Eggshell blue at 2am

It’s 2am.

I’ve just settled Alpha after he fell out of bed for no apparent reason. He asked for water. And songs. And more water. I complied.

Somewhere in between the requests, my mine wanders. I let it, so I don’t fall asleep. It took me far, far away to a place without my kids…

It is evening. A well-tended open fire crackles invitingly. There is no fire screen to be seen. The poker and matches are in full view and easy reach. There is a faint smell of smoke in the air, but it isn’t oppressive. Underneath that scent lingers the perfume of fresh red roses that are arranged artfully in a crystal vase on a low coffee table. A fresh pot of steaming hot coffee sits close to the edge of the table.
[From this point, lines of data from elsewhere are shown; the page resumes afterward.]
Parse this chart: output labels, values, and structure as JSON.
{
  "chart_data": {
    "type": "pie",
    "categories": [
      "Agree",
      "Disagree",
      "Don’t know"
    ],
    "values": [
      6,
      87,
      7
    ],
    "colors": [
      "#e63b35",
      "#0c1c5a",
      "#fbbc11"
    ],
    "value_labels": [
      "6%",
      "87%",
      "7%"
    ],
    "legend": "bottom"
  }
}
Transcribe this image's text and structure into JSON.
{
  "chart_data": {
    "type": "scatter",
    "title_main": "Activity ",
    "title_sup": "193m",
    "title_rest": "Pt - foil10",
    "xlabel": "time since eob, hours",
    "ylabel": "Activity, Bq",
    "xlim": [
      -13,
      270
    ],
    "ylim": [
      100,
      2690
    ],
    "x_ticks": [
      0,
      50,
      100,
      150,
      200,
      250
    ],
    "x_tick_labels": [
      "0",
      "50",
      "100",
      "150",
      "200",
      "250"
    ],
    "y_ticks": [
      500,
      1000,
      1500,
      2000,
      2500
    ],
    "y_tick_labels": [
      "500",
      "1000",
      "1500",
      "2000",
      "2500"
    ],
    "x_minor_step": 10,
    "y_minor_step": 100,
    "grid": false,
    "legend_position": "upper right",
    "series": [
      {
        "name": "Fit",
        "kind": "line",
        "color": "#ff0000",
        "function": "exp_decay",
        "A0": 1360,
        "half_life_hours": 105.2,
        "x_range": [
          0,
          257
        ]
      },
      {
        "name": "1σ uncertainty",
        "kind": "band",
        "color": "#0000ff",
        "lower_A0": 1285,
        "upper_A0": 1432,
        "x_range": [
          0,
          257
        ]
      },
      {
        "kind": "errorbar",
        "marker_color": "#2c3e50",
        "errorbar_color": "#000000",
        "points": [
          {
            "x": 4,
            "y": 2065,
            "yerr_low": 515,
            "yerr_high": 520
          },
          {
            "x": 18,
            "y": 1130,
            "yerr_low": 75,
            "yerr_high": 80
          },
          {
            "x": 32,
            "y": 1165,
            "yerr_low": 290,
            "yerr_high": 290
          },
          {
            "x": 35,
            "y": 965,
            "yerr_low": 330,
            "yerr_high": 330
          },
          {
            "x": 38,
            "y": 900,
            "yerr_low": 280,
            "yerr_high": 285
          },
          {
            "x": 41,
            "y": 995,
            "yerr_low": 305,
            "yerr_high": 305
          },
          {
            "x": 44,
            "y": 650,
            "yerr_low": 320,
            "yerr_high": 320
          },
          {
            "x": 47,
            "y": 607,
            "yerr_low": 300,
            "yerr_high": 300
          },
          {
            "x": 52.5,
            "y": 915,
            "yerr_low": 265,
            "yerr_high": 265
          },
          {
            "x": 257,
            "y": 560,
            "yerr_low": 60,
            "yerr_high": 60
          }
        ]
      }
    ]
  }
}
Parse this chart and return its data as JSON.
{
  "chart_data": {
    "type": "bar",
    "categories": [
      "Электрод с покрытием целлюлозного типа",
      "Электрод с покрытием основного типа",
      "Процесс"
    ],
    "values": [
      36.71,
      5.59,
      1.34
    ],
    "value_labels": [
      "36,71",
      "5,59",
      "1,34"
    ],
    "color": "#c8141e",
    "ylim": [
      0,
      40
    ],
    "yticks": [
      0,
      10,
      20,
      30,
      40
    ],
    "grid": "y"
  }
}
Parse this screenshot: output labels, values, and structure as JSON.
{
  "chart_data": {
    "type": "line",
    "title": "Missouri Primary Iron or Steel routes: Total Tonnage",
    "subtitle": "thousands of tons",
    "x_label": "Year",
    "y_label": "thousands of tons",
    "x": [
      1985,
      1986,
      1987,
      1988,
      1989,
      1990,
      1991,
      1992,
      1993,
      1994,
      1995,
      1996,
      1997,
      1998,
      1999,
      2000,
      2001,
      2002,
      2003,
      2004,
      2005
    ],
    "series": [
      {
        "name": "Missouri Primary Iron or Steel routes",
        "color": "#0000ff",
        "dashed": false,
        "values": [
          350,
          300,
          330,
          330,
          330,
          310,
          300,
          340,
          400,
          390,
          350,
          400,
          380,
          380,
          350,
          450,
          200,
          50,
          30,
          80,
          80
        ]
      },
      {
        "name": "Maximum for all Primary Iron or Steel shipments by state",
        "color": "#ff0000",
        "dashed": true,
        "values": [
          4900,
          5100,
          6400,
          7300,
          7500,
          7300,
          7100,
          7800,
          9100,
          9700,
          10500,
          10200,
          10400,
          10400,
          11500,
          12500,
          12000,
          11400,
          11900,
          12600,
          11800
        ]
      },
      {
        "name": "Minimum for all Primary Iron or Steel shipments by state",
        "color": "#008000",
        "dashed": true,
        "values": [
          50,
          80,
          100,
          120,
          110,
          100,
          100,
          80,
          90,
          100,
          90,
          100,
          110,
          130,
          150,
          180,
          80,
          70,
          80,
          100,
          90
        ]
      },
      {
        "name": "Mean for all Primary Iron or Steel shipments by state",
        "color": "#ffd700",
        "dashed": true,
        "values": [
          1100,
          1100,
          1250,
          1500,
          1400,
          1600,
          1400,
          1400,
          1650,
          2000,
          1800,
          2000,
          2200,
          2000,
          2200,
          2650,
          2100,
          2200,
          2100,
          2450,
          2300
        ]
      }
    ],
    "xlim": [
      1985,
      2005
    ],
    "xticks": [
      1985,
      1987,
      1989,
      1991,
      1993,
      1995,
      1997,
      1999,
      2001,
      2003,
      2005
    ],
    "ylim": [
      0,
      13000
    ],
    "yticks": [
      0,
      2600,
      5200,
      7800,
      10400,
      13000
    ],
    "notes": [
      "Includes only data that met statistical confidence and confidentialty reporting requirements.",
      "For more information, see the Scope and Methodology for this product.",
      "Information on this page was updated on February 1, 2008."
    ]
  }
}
The coffee table sits on a pristine white rug. The floor boards are polished and have never borne the weight of the wheels of a tank engine. The eggshell blue walls of the room are free of dubious smears and are filled with photos of holidays in exotic locations. The deep-seated white leather couches are texta-free and have never once had smushed sultanas cleaned from their zippers. The dark red mohair rug draped over one arm has never been a vital piece of a cubby house.

A large, fingerprint-free flat screen television is mounted on the wall. The entertainment unit does not bear the scars of a hundred dinosaur stomps and is completely child lock free. The collection of movies and tv shows displayed underneath contains nothing suitable to feature on ABC Kids. On the screen is a movie of my own choice without a single animated character or stay-in-your-head-all-day-until-your-ears-bleed theme song.

I have my choice of treat that I do not have to share or hide. My knitting project sits beside me, safe from inquisitive fingers. I can stay up as late as I choose without worry because I can wake as late as I want in the morning. My housekeeper will take care of any cleaning required.

“Mummy?”

A small, sleepy voice breaks me out of my reverie.

“I’m always safe with my mummy.”

I lean forward and kiss my son’s forehead. I don’t have eggshell blue walls or a spotless home. I certainly don’t have a housekeeper.

But I have him. And his brother. And there is nowhere else in the world I’d rather be than singing my child to sleep – even if I do have to share my treats, and will be woken at least twice before morning.

7 thoughts on “Eggshell blue at 2am

  1. Oh yes, I have that dream. It’s now my empty nest fantasy, although I fear grandchildren, with their stick fingers, will trample all over that one too.
    Is coffin interior design a thing? Maybe I should pin my all-cream dreams on that?

  2. A dream doesn’t snuggle up to you and say “I love you” – it’s just and idea, a nice one I admit, but not warm and cuddly.
    Lovely writing, I could picture it all, but i felt the love of your son shine right through it all.